Small-Scale Production Deployment
For early-stage production, when the project is still seeking product-market fit and agility is more important than scalability, Milvus Standalone is the best choice. It can still scale up to 100M vectors given enough machine resource, while requiring much less DevOps than maintaining a K8s cluster.
Large-Scale Production Deployment
As your business is rapidly growing and the data scale exceeds the capacity of a single server, it’s time to consider Milvus Distributed. You can keep using Milvus Standalone for dev or staging environment for its convenience, and operate the K8s cluster that runs Milvus Distributed. This can sustain you towards tens of billions of vectors, as well as providing flexibility on tailoring the node size for your particular workload, such as high-read, infrequent write or high-write, low read cases.
Local Search on Edge Devices
For searching through private or sensitive on edge devices, you can deploy Milvus Lite on the device without relying on a cloud-based service to do text or image search. This is suitable for cases such as proprietary document search, or on-device object detection.
The choice of Milvus deployment mode depends on your project’s stage and scale.
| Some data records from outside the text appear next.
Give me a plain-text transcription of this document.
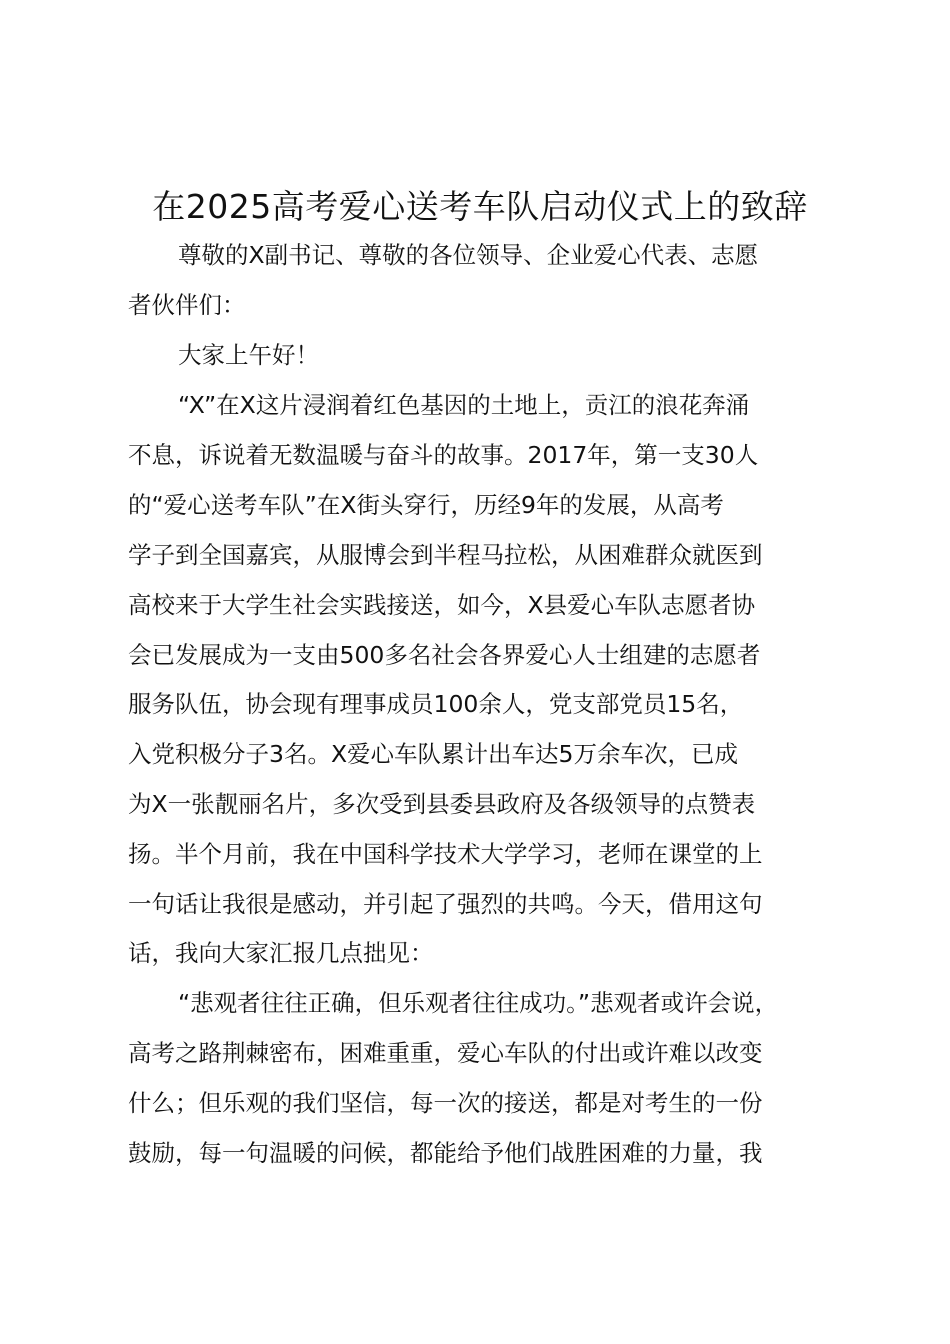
在2025高考爱心送考车队启动仪式上的致辞
尊敬的X副书记、尊敬的各位领导、企业爱心代表、志愿
者伙伴们：
大家上午好！
“X”在X这片浸润着红色基因的土地上，贡江的浪花奔涌
不息，诉说着无数温暖与奋斗的故事。2017年，第一支30人
的“爱心送考车队”在X街头穿行，历经9年的发展，从高考
学子到全国嘉宾，从服博会到半程马拉松，从困难群众就医到
高校来于大学生社会实践接送，如今，X县爱心车队志愿者协
会已发展成为一支由500多名社会各界爱心人士组建的志愿者
服务队伍，协会现有理事成员100余人，党支部党员15名，
入党积极分子3名。X爱心车队累计出车达5万余车次，已成
为X一张靓丽名片，多次受到县委县政府及各级领导的点赞表
扬。半个月前，我在中国科学技术大学学习，老师在课堂的上
一句话让我很是感动，并引起了强烈的共鸣。今天，借用这句
话，我向大家汇报几点拙见：
“悲观者往往正确，但乐观者往往成功。”悲观者或许会说，
高考之路荆棘密布，困难重重，爱心车队的付出或许难以改变
什么；但乐观的我们坚信，每一次的接送，都是对考生的一份
鼓励，每一句温暖的问候，都能给予他们战胜困难的力量，我
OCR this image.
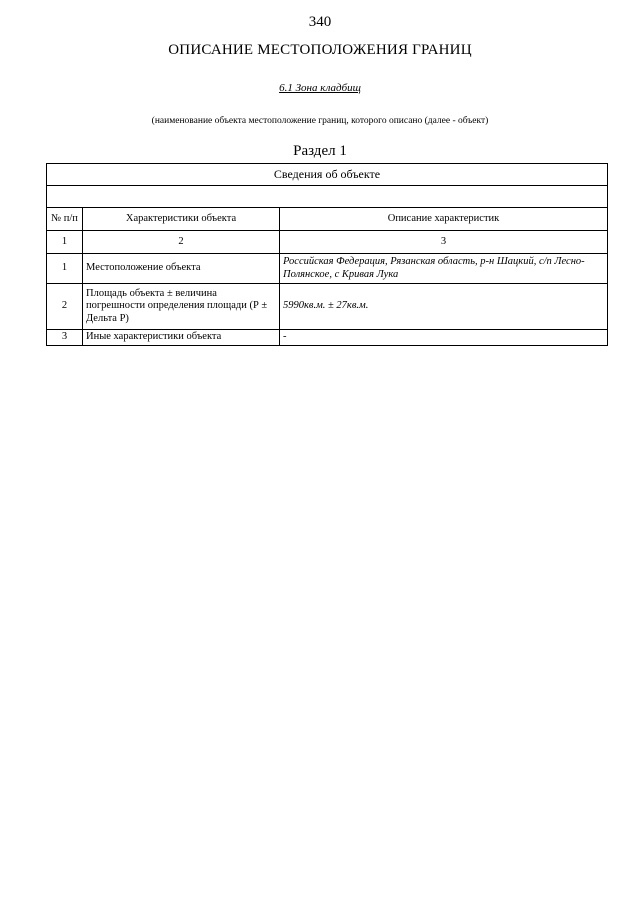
340
ОПИСАНИЕ МЕСТОПОЛОЖЕНИЯ ГРАНИЦ
6.1 Зона кладбищ
(наименование объекта местоположение границ, которого описано (далее - объект)
Раздел 1
Сведения об объекте		

№ п/п	Характеристики объекта	Описание характеристик
1	2	3
1	Местоположение объекта	Российская Федерация, Рязанская область, р-н Шацкий, с/п Лесно-Полянское, с Кривая Лука
2	Площадь объекта ± величина погрешности определения площади (Р ± Дельта Р)	5990кв.м. ± 27кв.м.
3	Иные характеристики объекта	-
Milvus provides a flexible and powerful solution for various needs, from rapid prototyping to large-scale enterprise deployment.
- Milvus Lite is recommended for smaller datasets, up to a few million vectors.
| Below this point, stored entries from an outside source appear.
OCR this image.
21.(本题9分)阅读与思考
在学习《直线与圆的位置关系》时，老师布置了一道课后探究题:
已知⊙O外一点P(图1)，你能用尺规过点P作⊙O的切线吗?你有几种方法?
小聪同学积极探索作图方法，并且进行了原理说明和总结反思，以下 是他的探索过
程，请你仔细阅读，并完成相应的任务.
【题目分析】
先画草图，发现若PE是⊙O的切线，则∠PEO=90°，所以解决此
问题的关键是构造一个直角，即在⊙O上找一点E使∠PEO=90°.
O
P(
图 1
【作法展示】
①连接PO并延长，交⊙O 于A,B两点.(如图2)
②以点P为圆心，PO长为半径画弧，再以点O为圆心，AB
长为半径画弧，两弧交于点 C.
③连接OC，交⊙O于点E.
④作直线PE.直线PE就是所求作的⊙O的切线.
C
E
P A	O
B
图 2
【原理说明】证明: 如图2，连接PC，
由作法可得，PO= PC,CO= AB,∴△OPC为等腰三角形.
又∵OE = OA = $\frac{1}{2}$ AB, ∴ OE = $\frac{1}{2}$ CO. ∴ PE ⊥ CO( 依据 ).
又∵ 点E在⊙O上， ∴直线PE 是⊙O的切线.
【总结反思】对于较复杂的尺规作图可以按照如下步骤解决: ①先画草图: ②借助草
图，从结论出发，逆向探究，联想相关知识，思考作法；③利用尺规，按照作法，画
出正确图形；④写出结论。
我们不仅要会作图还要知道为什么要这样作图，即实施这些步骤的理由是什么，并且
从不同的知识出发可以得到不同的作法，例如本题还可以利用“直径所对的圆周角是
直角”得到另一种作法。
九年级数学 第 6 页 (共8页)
- Milvus Standalone is suitable for medium-sized datasets, scaling up to 100 million vectors.
- Milvus Distributed is designed for large-scale deployments, capable of handling datasets from 100 million up to tens of billions of vectors.
Select deployment option for your use case
Comparison on functionalities
Feature | Milvus Lite | Milvus Standalone | Milvus Distributed |
---|---|---|---|
SDK / Client Lirary | Python gRPC | Python Go Java Node.js C# RESTful | Python Java Go Node.js C# RESTful |
Data types | Dense Vector Sparse Vector Binary Vector Boolean Integer Floating Point VarChar Array JSON | Dense Vector Sparse Vector Binary Vector Boolean Integer Floating Point VarChar Array JSON | Dense Vector Sparse Vector Binary Vector Boolean Integer Floating Point VarChar Array JSON |
Search capabilities | Vector Search (ANN Search) Metadata Filtering Range Search Scalar Query Get Entities by Primary Key Hybrid Search | Vector Search (ANN Search) Metadata Filtering Range Search Scalar Query Get Entities by Primary Key Hybrid Search | Vector Search (ANN Search) Metadata Filtering Range Search Scalar Query Get Entities by Primary Key Hybrid Search |
CRUD operations | ✔️ | ✔️ | ✔️ |
Advanced data management | N/A | Access Control Partition Partition Key | Access Control Partition Partition Key Physical Resource Grouping |
Consistency Levels | Strong | Strong Bounded Staleness Session Eventual | Strong Bounded Staleness Session Eventual |